“La Lombardia ha avuto mezzo milione di contagiati diagnosticati (un cittadino su 20) e oltre 25mila morti (un terzo dell’intero Paese). Potrebbe pure smettere di dare lezioni a vanvera e di pretendere ciò che non merita”. A sostenerlo è il giornalista Mario Ajello in un articolo pubblicato ieri sul Messaggero.
Il commento si lega alla notizia riguardante la vicepresidente e neo assessore al Welfare della Regione Lombardia Letizia Moratti e la sua richiesta al commissario per l’emergenza Domenico Arcuri di distribuire il vaccino tra le Regioni italiane anche in base al Pil.
“Una Regione il cui indice di pericolosità mal gestito (…) è diventato purtroppo proverbiale anche agli occhi del resto d’Europa – gettando nel discredito internazionale l’intera Italia – pretende insomma di essere premiata in campo vaccinale e questo davvero suona come una provocazione”, scrive Ajello.

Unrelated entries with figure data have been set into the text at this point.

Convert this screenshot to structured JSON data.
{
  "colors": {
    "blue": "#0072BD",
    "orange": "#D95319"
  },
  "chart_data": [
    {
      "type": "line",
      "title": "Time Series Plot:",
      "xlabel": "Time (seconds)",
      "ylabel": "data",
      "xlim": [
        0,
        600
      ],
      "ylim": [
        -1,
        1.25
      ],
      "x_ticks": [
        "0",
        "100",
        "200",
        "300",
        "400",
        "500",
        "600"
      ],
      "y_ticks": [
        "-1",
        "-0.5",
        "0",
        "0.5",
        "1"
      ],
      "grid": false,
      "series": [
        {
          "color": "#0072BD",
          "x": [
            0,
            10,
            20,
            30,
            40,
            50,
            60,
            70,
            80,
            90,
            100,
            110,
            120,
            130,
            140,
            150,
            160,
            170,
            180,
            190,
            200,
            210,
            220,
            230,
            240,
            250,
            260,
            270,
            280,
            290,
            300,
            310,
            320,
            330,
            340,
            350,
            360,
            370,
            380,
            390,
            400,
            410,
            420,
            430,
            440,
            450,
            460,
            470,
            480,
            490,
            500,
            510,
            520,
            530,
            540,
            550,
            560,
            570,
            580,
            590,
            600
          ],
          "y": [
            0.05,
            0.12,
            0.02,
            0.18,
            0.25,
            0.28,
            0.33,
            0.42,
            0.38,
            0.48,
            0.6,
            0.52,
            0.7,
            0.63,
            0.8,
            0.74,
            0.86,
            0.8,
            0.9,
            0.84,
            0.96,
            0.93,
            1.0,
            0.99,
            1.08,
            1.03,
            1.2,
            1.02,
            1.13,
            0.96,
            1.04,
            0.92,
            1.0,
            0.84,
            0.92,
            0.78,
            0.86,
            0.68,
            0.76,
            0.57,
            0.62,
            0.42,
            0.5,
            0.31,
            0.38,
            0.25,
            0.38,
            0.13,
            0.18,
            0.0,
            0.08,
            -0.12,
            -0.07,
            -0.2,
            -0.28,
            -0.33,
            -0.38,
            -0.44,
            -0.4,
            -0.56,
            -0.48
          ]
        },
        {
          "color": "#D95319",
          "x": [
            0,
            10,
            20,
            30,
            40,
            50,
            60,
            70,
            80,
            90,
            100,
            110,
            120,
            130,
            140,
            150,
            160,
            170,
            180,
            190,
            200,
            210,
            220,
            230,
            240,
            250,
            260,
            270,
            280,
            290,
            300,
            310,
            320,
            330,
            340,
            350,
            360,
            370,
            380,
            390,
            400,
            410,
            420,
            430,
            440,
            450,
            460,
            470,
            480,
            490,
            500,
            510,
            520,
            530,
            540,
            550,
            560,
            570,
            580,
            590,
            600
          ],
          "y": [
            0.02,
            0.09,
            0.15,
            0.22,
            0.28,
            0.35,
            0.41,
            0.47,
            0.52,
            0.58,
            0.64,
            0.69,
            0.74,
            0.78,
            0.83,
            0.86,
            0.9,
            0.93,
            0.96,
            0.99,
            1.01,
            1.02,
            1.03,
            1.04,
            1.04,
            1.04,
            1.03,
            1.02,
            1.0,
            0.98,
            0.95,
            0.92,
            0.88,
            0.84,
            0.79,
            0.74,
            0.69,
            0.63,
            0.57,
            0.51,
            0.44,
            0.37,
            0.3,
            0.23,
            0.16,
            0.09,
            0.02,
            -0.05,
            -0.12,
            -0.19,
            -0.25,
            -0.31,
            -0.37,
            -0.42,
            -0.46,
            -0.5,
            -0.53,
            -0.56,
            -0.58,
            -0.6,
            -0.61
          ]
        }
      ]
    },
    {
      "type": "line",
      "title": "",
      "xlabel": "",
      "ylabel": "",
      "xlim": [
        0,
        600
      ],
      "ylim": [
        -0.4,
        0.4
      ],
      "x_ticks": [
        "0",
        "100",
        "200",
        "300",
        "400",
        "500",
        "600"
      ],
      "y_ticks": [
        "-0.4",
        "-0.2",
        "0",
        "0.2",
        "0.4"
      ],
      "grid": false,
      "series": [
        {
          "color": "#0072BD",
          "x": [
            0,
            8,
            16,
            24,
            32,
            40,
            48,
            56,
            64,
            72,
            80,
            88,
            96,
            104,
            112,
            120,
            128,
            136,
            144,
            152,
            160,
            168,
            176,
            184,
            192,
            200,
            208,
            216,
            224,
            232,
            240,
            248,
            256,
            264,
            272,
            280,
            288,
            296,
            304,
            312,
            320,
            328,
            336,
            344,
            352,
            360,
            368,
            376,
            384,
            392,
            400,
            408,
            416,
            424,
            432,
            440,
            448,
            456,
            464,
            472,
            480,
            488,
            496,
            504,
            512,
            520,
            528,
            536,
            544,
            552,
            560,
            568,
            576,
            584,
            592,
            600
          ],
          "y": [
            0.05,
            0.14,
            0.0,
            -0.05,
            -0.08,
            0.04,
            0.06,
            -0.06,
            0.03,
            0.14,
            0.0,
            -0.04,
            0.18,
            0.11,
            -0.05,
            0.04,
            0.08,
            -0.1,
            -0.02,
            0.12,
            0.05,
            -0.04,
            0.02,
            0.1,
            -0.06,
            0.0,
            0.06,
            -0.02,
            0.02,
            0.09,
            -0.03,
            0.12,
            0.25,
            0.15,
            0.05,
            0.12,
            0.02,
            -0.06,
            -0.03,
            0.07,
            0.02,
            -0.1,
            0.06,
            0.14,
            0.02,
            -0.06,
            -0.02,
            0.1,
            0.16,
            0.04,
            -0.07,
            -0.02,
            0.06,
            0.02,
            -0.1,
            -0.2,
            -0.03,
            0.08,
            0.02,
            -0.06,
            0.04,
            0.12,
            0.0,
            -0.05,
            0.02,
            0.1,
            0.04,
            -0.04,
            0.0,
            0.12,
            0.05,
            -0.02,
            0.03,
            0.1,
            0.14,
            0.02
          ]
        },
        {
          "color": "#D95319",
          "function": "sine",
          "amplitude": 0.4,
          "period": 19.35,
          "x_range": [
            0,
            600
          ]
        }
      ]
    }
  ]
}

“Il Nord che non ammette la sua sciagurata prova di inettitudine e vuole accaparrarsi più dosi di siero anti-Covid degli altri”, prosegue, “è figlio di quella visione anti-italiana di una separatezza in mancanza di virtù, di un menefreghismo particolaristico che fa a pugni con l’esigenza di procedere uniti, perché senza unità l’Italia torna ad essere un’ ‘espressione geografica’ come voleva Metternich (che comunque non era Gallera o quelli come lui) e come pretenderebbe lo sguardo corto leghista o para-leghista o regionalista nel senso peggiore della parola”.
Ieri Letizia Moratti è intervenuta per spiegare le sue intenzioni. “Non ho mai pensato di declinare vaccini e reddito”, ha detto nell’aula del Consiglio regionale. “Il Pil è un indicatore economico-finanziario che attesta l’attività in una Regione, che, questo sì, ho detto, è il motore dell’Italia. In questo senso questa Regione ha la necessità di essere tenuta in considerazione, non parlo di piano vaccini ma di zona rossa”. Ma le polemiche contro di lei non si sono placate.
“La Lombardia ha preso tutto in questi decenni”, scrive ancora Ajello, riferendosi a “energie creative, lavoro, trasferimenti di fondi dallo Stato centrale”. Ma “non basta una puntura a risolvere tutto”, sostiene. “Serve non essere stati quello che la Lombardia è stata finora e non vuole smettere di essere. Una palla al piede che si vive come un’eccellenza che non è”.